Friday, June 24, 2011

How To Fail At A Job Interview

I've been on more job interviews this year than any other year in my life.

This is a good thing (theoretically, at least) because it forces you to figure out who you are and sell it.

Can't do that? You lose.

TIP #1: Miss the point.

Earlier this month, I hired a young female journalist to write a guest post on this blog for $100. (Expect to see it soon.) As a hirer, I was forced to confront the real reason why people hire you.

Because they like you.

This has been said elsewhere, but it is the single truth people fail to grasp about interviewing. It's not about your skills, it's not about your resume, it's not about if you answered the questions right.

Do they like you? If they like you the best, they will hire you. If they don't, they won't.

People tell themselves their "experience," their successes-filled resume, and their above-par interviewing skills are what will get them the job. That's simply not true. It's what people want to believe because if that were true, they could quantify why one person gets hired and why another does not.

Interviews are like two dogs sniffing one another's butts. Either you click. Or you don't.

I chose the young female journalist I did because I like her. Sure, she's talented. Yes, she's a good writer. Absolutely, I knew she would work hard on this project. But, for the most part, I just liked her.

Why?

Because she reminded me of me.

TIP #2: Sell yourself wrong.

Recently, I had dinner with a stripper. The stripper's name is Bubbles. At least, that's her stripper name.

Bubbles has been in the business of stripping a long time. Suffice to say, Bubbles knows her game. And if you've ever known a stripper — a good one — you know that a stripper is nothing but a businesswoman in a thong.

I asked Bubbles how she does what she does. I don't mean to say I asked her: "Oh, my God, how do you take off your clothes in front of a room of men!?" I wanted to know how she hustles. What she does to get her customers to hand over their money. Because if you are applying for a job as a cook at McDonald's, a vice president at an ad agency, or an engineer at Google, you are engaging in the same transaction as the stripper.

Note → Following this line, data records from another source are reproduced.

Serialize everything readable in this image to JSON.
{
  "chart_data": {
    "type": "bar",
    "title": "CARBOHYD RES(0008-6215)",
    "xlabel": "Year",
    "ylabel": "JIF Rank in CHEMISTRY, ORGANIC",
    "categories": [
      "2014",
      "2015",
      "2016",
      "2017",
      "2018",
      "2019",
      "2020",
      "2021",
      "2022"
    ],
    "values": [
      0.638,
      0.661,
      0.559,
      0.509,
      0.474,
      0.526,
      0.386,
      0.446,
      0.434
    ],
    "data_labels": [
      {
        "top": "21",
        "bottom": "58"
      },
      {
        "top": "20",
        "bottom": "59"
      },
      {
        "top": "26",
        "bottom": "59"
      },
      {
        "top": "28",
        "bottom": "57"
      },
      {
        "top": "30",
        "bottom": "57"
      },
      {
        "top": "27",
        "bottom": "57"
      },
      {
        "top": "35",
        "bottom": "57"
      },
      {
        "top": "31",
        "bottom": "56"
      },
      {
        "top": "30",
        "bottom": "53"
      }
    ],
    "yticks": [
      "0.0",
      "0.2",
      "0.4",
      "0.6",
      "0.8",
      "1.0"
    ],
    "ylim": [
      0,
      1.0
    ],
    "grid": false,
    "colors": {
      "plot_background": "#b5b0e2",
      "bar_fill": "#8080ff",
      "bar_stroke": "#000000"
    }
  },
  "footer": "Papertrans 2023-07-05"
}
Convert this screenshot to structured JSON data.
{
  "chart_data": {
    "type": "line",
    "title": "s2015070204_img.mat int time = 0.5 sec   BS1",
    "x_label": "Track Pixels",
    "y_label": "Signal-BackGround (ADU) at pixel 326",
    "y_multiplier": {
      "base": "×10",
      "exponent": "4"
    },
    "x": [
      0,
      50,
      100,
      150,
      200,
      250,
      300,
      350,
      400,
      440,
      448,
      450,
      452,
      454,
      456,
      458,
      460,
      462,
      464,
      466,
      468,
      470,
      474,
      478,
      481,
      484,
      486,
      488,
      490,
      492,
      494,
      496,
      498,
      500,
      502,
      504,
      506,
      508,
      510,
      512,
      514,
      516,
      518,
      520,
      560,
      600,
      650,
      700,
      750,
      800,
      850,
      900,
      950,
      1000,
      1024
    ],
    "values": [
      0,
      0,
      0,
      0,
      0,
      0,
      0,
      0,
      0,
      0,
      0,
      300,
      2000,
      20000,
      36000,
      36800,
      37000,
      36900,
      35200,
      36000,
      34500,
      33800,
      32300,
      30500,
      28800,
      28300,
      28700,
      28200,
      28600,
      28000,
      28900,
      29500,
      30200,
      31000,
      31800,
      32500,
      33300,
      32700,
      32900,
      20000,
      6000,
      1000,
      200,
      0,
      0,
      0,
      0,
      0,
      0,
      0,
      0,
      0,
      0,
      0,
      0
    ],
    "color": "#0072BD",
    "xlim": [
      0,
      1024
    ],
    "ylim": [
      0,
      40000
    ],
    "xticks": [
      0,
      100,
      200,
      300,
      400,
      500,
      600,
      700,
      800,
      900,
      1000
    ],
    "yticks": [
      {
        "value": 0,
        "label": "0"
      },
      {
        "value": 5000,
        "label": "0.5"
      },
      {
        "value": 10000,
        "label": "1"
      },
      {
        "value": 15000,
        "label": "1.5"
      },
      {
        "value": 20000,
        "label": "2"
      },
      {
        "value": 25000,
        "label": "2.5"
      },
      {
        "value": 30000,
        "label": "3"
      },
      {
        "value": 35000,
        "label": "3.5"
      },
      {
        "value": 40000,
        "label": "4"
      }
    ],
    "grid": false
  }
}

The other person has money. You want their money. How do you get them to give you their money?

The stripper said — well, it's hard to say what the stripper said. Because when the stripper said it, she sort of cocked her head, and she flicked her wrist, and she half-smiled. And while she was saying stuff like, make them feel like a VIP, and tell them what they can get from you and only you, and figure out exactly what they want and convince them you can give it to them, it was what she was doing, physically, that sells you on her. You see how she does it. She is charming. She reads you like a book she has read a thousand times before. For you, there is sort of a relief in what she is doing. At last, you think, someone understands me.

This is what strippers are good at: it's not taking off their clothes. It's making you believe they know what you need, and if you give them your money, they will give you what you want.

If Bubbles can't read her customer, she will not sell a lap dance. If you can't read your interviewer, you are lost.

TIP #3: Be a sucker.

If you are a woman and want to get depressed, read: "I work for a large multinational tech company, I regularly hire woman for 65% to 75% of what males make. I am sick of it, here is why it happens, and how you can avoid it."

The reason [women] don't keep up, from where I sit, is simple. Often, a woman will enter the salary negotiation phase and I'll tell them a number will be sent to them in a couple days. Usually we start around $45k for an entry level position. 50% to 60% of the women I interview simply take this offer. It's insane, I already know I can get authorization for more if you simply refuse. Inversely, almost 90% of the men I interview immediately ask for more upon getting the offer.

It gets worse from there. When women do counter-offer, they ask for lower sums or name no sum at all. "At the end," the reddit poster says, "most of the women I hire make between 45k and 50k, whereas the men make between 60k and 70k."

There are so many stories about how women get screwed in the workplace. How this is really unfair. How women make less than men. How women have it very hard. How women are victimized by the corporate world's endemic sexism, and women keep hitting their heads into the glass ceiling that men have built to keep them out of the C-suite. But what in this story is the fault of men? It is women who are asking for less. The shocking conclusion? Women are getting less. Whose fault is that?

As long as women continue to see themselves as worth less, they will make less. See yourself as worth more, and maybe you will make more.

Stop pointing the finger, and start taking responsibility. That way, when you succeed, it will be yours. And when you fail, it will be yours. But either way, it will be yours.